Viaggia che ti passa: ecco la "travel terapia"

Per chi è stato mollato dal partner, per chi del partner non ne può più, per chi "festeggia" il licenziamento, per chi vuole ritrovare se stesso: con la meta adatta è possibile curare ogni tipo di problema. Un libro spiega dove e come. Londra, Tallin, Marrakech, New York, Stoccolma, Parigi

Viaggia che ti passa: ecco la "travel terapia"

Ci sono luoghi che sono una cura, geografie che leniscono, passi che ci portano, spesso, a inciampare in noi stessi. Eric Rohmer (tra i molti altri) ce lo ha raccontato per tutto un film (del 1986) che si intitolava Il raggio verde (come il romanzo di Jules Verne) e che ha rischiato di far diventare verdi anche noi spettatori. Agguantati allo stomaco dall’ansia che, più del raggio, riusciva ad irradiare la nevrotica protagonista Delphine.

Trentenne, ossessiva, inospitabile (per tutta l’estate, prima di arrivare a Biarritz, se la rimbalzano di casa in casa amici e conoscenti infastiditi) e romantica al limite del patetico. Era anche l’unica nevrotica lenta nella storia del mondo, Delphine perciò la sensazione era che il film durasse davvero tutta un’estate. Ma comunque... di tappa in tappa, di meta in meta, la protagonista riannoda i suoi complessi, decideva di coccolare la sua sociopatia, di accettarsi (agli altri di accettare lei non riusciva neppure alla fine della pellicola) e, piuttosto inverosimilmente, le capitava perfino di incontrare un uomo.

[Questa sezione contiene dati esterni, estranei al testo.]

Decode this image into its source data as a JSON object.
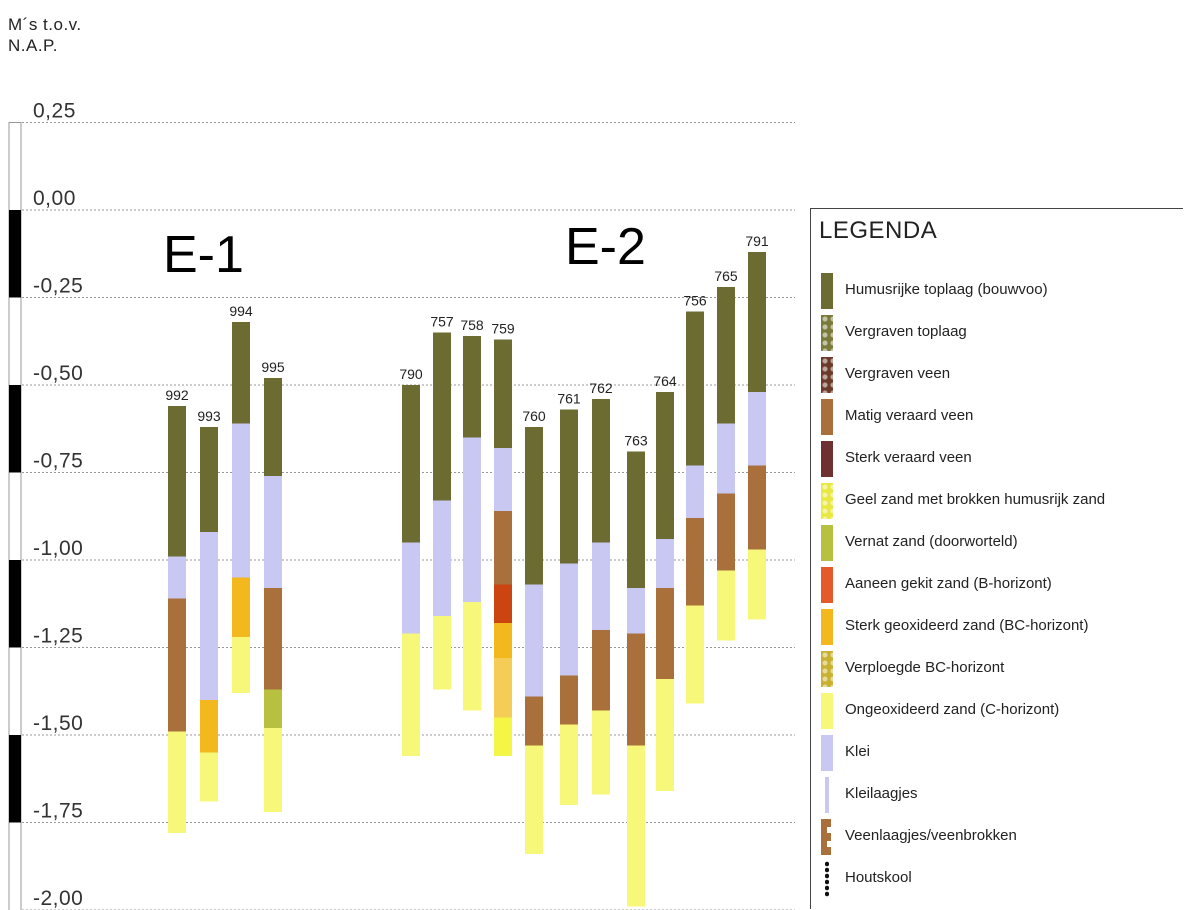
{
  "axis": {
    "unit_label": [
      "M´s  t.o.v.",
      "N.A.P."
    ],
    "ticks": [
      {
        "value": 0.25,
        "label": "0,25"
      },
      {
        "value": 0.0,
        "label": "0,00"
      },
      {
        "value": -0.25,
        "label": "-0,25"
      },
      {
        "value": -0.5,
        "label": "-0,50"
      },
      {
        "value": -0.75,
        "label": "-0,75"
      },
      {
        "value": -1.0,
        "label": "-1,00"
      },
      {
        "value": -1.25,
        "label": "-1,25"
      },
      {
        "value": -1.5,
        "label": "-1,50"
      },
      {
        "value": -1.75,
        "label": "-1,75"
      },
      {
        "value": -2.0,
        "label": "-2,00"
      }
    ]
  },
  "groups": [
    {
      "label": "E-1"
    },
    {
      "label": "E-2"
    }
  ],
  "colors": {
    "humus": "#6b6b32",
    "vergraven_toplaag": "#7a7a3a",
    "vergraven_veen": "#6b3a2a",
    "matig_veen": "#a9703c",
    "sterk_veen": "#6e3030",
    "geel_zand": "#e8e840",
    "vernat_zand": "#b8c040",
    "b_horizont": "#e55a2a",
    "bc_horizont": "#f2b81e",
    "verploegd_bc": "#c8b030",
    "c_horizont": "#f7f77a",
    "klei": "#c8c8f2",
    "kleilaagjes": "#c8c8f2",
    "veenlaagjes": "#a9703c",
    "houtskool": "#111111",
    "b_horizont_bright": "#cc4410",
    "bc_light": "#f5cc55",
    "c_bright": "#f5f545"
  },
  "cores": [
    {
      "id": "992",
      "layers": [
        {
          "top": -0.56,
          "bottom": -0.99,
          "type": "humus"
        },
        {
          "top": -0.99,
          "bottom": -1.11,
          "type": "klei"
        },
        {
          "top": -1.11,
          "bottom": -1.49,
          "type": "matig_veen"
        },
        {
          "top": -1.49,
          "bottom": -1.78,
          "type": "c_horizont"
        }
      ]
    },
    {
      "id": "993",
      "layers": [
        {
          "top": -0.62,
          "bottom": -0.92,
          "type": "humus"
        },
        {
          "top": -0.92,
          "bottom": -1.4,
          "type": "klei"
        },
        {
          "top": -1.4,
          "bottom": -1.55,
          "type": "bc_horizont"
        },
        {
          "top": -1.55,
          "bottom": -1.69,
          "type": "c_horizont"
        }
      ]
    },
    {
      "id": "994",
      "layers": [
        {
          "top": -0.32,
          "bottom": -0.61,
          "type": "humus"
        },
        {
          "top": -0.61,
          "bottom": -1.05,
          "type": "klei"
        },
        {
          "top": -1.05,
          "bottom": -1.22,
          "type": "bc_horizont"
        },
        {
          "top": -1.22,
          "bottom": -1.38,
          "type": "c_horizont"
        }
      ]
    },
    {
      "id": "995",
      "layers": [
        {
          "top": -0.48,
          "bottom": -0.76,
          "type": "humus"
        },
        {
          "top": -0.76,
          "bottom": -1.08,
          "type": "klei"
        },
        {
          "top": -1.08,
          "bottom": -1.37,
          "type": "matig_veen"
        },
        {
          "top": -1.37,
          "bottom": -1.48,
          "type": "vernat_zand"
        },
        {
          "top": -1.48,
          "bottom": -1.72,
          "type": "c_horizont"
        }
      ]
    },
    {
      "id": "790",
      "layers": [
        {
          "top": -0.5,
          "bottom": -0.95,
          "type": "humus"
        },
        {
          "top": -0.95,
          "bottom": -1.21,
          "type": "klei"
        },
        {
          "top": -1.21,
          "bottom": -1.56,
          "type": "c_horizont"
        }
      ]
    },
    {
      "id": "757",
      "layers": [
        {
          "top": -0.35,
          "bottom": -0.83,
          "type": "humus"
        },
        {
          "top": -0.83,
          "bottom": -1.16,
          "type": "klei"
        },
        {
          "top": -1.16,
          "bottom": -1.37,
          "type": "c_horizont"
        }
      ]
    },
    {
      "id": "758",
      "layers": [
        {
          "top": -0.36,
          "bottom": -0.65,
          "type": "humus"
        },
        {
          "top": -0.65,
          "bottom": -1.12,
          "type": "klei"
        },
        {
          "top": -1.12,
          "bottom": -1.43,
          "type": "c_horizont"
        }
      ]
    },
    {
      "id": "759",
      "layers": [
        {
          "top": -0.37,
          "bottom": -0.68,
          "type": "humus"
        },
        {
          "top": -0.68,
          "bottom": -0.86,
          "type": "klei"
        },
        {
          "top": -0.86,
          "bottom": -1.07,
          "type": "matig_veen"
        },
        {
          "top": -1.07,
          "bottom": -1.18,
          "type": "b_horizont_bright"
        },
        {
          "top": -1.18,
          "bottom": -1.28,
          "type": "bc_horizont"
        },
        {
          "top": -1.28,
          "bottom": -1.45,
          "type": "bc_light"
        },
        {
          "top": -1.45,
          "bottom": -1.56,
          "type": "c_bright"
        }
      ]
    },
    {
      "id": "760",
      "layers": [
        {
          "top": -0.62,
          "bottom": -1.07,
          "type": "humus"
        },
        {
          "top": -1.07,
          "bottom": -1.39,
          "type": "klei"
        },
        {
          "top": -1.39,
          "bottom": -1.53,
          "type": "matig_veen"
        },
        {
          "top": -1.53,
          "bottom": -1.84,
          "type": "c_horizont"
        }
      ]
    },
    {
      "id": "761",
      "layers": [
        {
          "top": -0.57,
          "bottom": -1.01,
          "type": "humus"
        },
        {
          "top": -1.01,
          "bottom": -1.33,
          "type": "klei"
        },
        {
          "top": -1.33,
          "bottom": -1.47,
          "type": "matig_veen"
        },
        {
          "top": -1.47,
          "bottom": -1.7,
          "type": "c_horizont"
        }
      ]
    },
    {
      "id": "762",
      "layers": [
        {
          "top": -0.54,
          "bottom": -0.95,
          "type": "humus"
        },
        {
          "top": -0.95,
          "bottom": -1.2,
          "type": "klei"
        },
        {
          "top": -1.2,
          "bottom": -1.43,
          "type": "matig_veen"
        },
        {
          "top": -1.43,
          "bottom": -1.67,
          "type": "c_horizont"
        }
      ]
    },
    {
      "id": "763",
      "layers": [
        {
          "top": -0.69,
          "bottom": -1.08,
          "type": "humus"
        },
        {
          "top": -1.08,
          "bottom": -1.21,
          "type": "klei"
        },
        {
          "top": -1.21,
          "bottom": -1.53,
          "type": "matig_veen"
        },
        {
          "top": -1.53,
          "bottom": -1.99,
          "type": "c_horizont"
        }
      ]
    },
    {
      "id": "764",
      "layers": [
        {
          "top": -0.52,
          "bottom": -0.94,
          "type": "humus"
        },
        {
          "top": -0.94,
          "bottom": -1.08,
          "type": "klei"
        },
        {
          "top": -1.08,
          "bottom": -1.34,
          "type": "matig_veen"
        },
        {
          "top": -1.34,
          "bottom": -1.66,
          "type": "c_horizont"
        }
      ]
    },
    {
      "id": "756",
      "layers": [
        {
          "top": -0.29,
          "bottom": -0.73,
          "type": "humus"
        },
        {
          "top": -0.73,
          "bottom": -0.88,
          "type": "klei"
        },
        {
          "top": -0.88,
          "bottom": -1.13,
          "type": "matig_veen"
        },
        {
          "top": -1.13,
          "bottom": -1.41,
          "type": "c_horizont"
        }
      ]
    },
    {
      "id": "765",
      "layers": [
        {
          "top": -0.22,
          "bottom": -0.61,
          "type": "humus"
        },
        {
          "top": -0.61,
          "bottom": -0.81,
          "type": "klei"
        },
        {
          "top": -0.81,
          "bottom": -1.03,
          "type": "matig_veen"
        },
        {
          "top": -1.03,
          "bottom": -1.23,
          "type": "c_horizont"
        }
      ]
    },
    {
      "id": "791",
      "layers": [
        {
          "top": -0.12,
          "bottom": -0.52,
          "type": "humus"
        },
        {
          "top": -0.52,
          "bottom": -0.73,
          "type": "klei"
        },
        {
          "top": -0.73,
          "bottom": -0.97,
          "type": "matig_veen"
        },
        {
          "top": -0.97,
          "bottom": -1.17,
          "type": "c_horizont"
        }
      ]
    }
  ],
  "legend": {
    "title": "LEGENDA",
    "items": [
      {
        "label": "Humusrijke toplaag (bouwvoo)",
        "type": "humus",
        "pattern": "solid"
      },
      {
        "label": "Vergraven toplaag",
        "type": "vergraven_toplaag",
        "pattern": "dots"
      },
      {
        "label": "Vergraven veen",
        "type": "vergraven_veen",
        "pattern": "dots"
      },
      {
        "label": "Matig  veraard veen",
        "type": "matig_veen",
        "pattern": "solid"
      },
      {
        "label": "Sterk veraard veen",
        "type": "sterk_veen",
        "pattern": "solid"
      },
      {
        "label": "Geel zand met brokken humusrijk zand",
        "type": "geel_zand",
        "pattern": "dots"
      },
      {
        "label": "Vernat zand (doorworteld)",
        "type": "vernat_zand",
        "pattern": "solid"
      },
      {
        "label": "Aaneen gekit zand (B-horizont)",
        "type": "b_horizont",
        "pattern": "solid"
      },
      {
        "label": "Sterk geoxideerd zand (BC-horizont)",
        "type": "bc_horizont",
        "pattern": "solid"
      },
      {
        "label": "Verploegde BC-horizont",
        "type": "verploegd_bc",
        "pattern": "dots"
      },
      {
        "label": "Ongeoxideerd zand (C-horizont)",
        "type": "c_horizont",
        "pattern": "solid"
      },
      {
        "label": "Klei",
        "type": "klei",
        "pattern": "solid"
      },
      {
        "label": "Kleilaagjes",
        "type": "kleilaagjes",
        "pattern": "thin"
      },
      {
        "label": "Veenlaagjes/veenbrokken",
        "type": "veenlaagjes",
        "pattern": "dashes"
      },
      {
        "label": "Houtskool",
        "type": "houtskool",
        "pattern": "dotsline"
      }
    ]
  }
}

È che i viaggi fanno succedere le cose anche quando non succedono. Perchè è un andare incontro al mondo. Viaggiare è già agire e scegliere e crescere. Secondo qualcuno, viaggiare è curarsi. Da un amore scaduto, da un lavoro frustrante, da una vita scentrata, da un marito noioso o da un amico che ha smesso di bastarci come tale. Come spiega un libro (indirizzato alle donne ma valido per tutti) appena uscito in libreria: Travel Therapy-Come scegliere il viaggio giusto al momento giusto di Federica Brunini (Morellini editore, 136 pagine, 9,90 euro). Posti e luoghi e nicchie e avvertimenti perchè il mondo diventi il nostro piatto. Perchè ci torni l’appetito perchè ricominciamo a sentirci sazi senza mortificarci in dissennate indigestioni. Le città vivaci, le isole indolenti, i mari tiepidi, le cime frizzanti. A seconda che la vita ci abbia prese a schiaffi o più banalmente in giro. A seconda che ci sentiamo sfinite o inutilizzate da troppo tempo. A seconda che salpiamo con un custode o con la compagnia della solitudine.

Tre mete contro ogni malessere: dalla più vicina alla più lontana. Un consiglio per viverle al meglio, uno per non viverle al peggio e qualche chicca sotto al titolo “Il consiglio in più”: dalla libreria introvabile, al bar spirituale, dal negozio vintage, all’imperdibile take away. Tutto in un libretto agile e compatto, come dovrebbero essere tutti quelli che si mettono in viaggio: con più futuro che bagaglio. C’è anche un test, che sta alla fine ma dovrebbe essere all’inizio. Perchè è la condizione. Perché serve a capire se davvero siamo pronte e (ri)partire.
E in mezzo l’autrice, Federica Brunini, che ha già fatto tutto per noi.

Prima di noi: «Ho trovato me stessa in una stanza d’albergo a Chicago, ho attraversato i miei silenzi nelle moschee di Istanbul e nel deserto cileno dell’Atacama, mi sono lanciata al mio inseguimento per le street di Londra, di New York, di Adelaide. Mi sono innamorata in Estonia, in Polonia, in Marocco. E ho rimesso in discussione tutto a Mumbai, a Dubai, in Sardegna...».
Ecco. Ancora prima di partire, non siamo già più sole.